Failure to Administer Scheduled Morphine for Hospice Resident’s Nighttime Pain
Penalty
Summary
Surveyors identified a failure to provide ordered pain management when nursing staff did not administer scheduled morphine doses to a hospice resident as prescribed. The resident, admitted with CREST Syndrome Scleroderma and Rheumatoid Arthritis and assessed as cognitively intact, reported waking up in severe pain in the mornings and believed they were not receiving their nighttime pain medication. The resident stated they wanted to be awakened for nighttime medication, even if asleep, so that their pain would not become severe. The resident’s care plan under hospice services included administering medications as ordered, observing for effectiveness, evaluating for signs and symptoms of pain, and providing care based on the resident’s end-of-life comfort preferences. Record review showed physician orders for morphine 100 mg/5 ml, 2 ml every four hours, and an additional PRN order for 2 ml every two hours for breakthrough pain. The MAR for March documented that seven scheduled midnight doses of morphine were not administered on multiple dates, with RN documentation indicating the medication was withheld because the resident was sleeping.
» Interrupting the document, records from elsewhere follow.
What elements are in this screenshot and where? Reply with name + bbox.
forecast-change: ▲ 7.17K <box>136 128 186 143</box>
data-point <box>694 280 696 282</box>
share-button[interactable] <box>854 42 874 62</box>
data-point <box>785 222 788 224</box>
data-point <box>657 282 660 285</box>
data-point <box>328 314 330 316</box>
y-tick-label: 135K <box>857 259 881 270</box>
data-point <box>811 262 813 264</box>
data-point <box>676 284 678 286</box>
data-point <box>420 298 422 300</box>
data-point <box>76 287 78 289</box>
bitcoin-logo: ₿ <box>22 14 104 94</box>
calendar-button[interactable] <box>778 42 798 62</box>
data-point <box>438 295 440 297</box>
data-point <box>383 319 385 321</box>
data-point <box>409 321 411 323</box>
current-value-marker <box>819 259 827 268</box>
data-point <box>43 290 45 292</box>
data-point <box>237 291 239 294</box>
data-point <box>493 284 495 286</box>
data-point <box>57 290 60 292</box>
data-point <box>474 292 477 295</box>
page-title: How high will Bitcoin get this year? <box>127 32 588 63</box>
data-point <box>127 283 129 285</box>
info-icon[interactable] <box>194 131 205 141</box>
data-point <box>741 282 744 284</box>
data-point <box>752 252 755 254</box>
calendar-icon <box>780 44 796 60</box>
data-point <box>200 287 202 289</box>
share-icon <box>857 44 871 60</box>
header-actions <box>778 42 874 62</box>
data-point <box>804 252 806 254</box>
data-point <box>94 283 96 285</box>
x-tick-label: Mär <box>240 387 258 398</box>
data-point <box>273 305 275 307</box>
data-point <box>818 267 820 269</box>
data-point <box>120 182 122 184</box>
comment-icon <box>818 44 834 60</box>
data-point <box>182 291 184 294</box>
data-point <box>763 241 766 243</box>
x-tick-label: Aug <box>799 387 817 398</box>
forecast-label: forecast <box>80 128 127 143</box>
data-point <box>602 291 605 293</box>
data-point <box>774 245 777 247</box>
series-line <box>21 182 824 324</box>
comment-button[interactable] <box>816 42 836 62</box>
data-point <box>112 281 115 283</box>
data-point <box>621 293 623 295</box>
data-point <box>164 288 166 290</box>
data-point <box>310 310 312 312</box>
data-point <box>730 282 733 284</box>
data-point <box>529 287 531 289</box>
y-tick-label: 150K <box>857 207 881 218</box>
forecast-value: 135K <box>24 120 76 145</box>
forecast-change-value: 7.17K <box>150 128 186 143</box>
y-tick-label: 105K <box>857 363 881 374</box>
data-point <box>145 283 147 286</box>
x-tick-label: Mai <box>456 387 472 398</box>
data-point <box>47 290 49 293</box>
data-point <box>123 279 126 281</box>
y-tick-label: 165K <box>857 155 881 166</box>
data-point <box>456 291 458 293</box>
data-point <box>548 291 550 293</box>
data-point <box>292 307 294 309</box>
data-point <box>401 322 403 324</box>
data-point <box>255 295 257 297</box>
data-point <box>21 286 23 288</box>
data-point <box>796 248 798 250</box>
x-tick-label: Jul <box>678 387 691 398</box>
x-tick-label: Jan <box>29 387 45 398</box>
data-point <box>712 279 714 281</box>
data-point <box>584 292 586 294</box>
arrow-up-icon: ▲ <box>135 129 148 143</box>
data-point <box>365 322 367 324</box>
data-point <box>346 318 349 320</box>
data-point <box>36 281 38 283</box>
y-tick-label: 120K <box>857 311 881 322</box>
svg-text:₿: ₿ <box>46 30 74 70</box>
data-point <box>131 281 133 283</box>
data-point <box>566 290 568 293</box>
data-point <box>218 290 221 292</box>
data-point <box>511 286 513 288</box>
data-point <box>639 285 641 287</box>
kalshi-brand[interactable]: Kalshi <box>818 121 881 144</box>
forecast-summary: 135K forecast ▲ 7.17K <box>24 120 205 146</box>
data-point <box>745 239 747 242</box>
The Unit Manager confirmed, based on the electronic record and narcotic sign-out sheets, that these doses were not given and stated the medication should have been administered unless the resident requested not to be awakened. The DON also stated that medications should be given as ordered. Facility policies on Pain Management and Hospice required that pain management be provided consistent with professional standards, the care plan, and resident goals and preferences, including directives for managing pain and uncomfortable symptoms.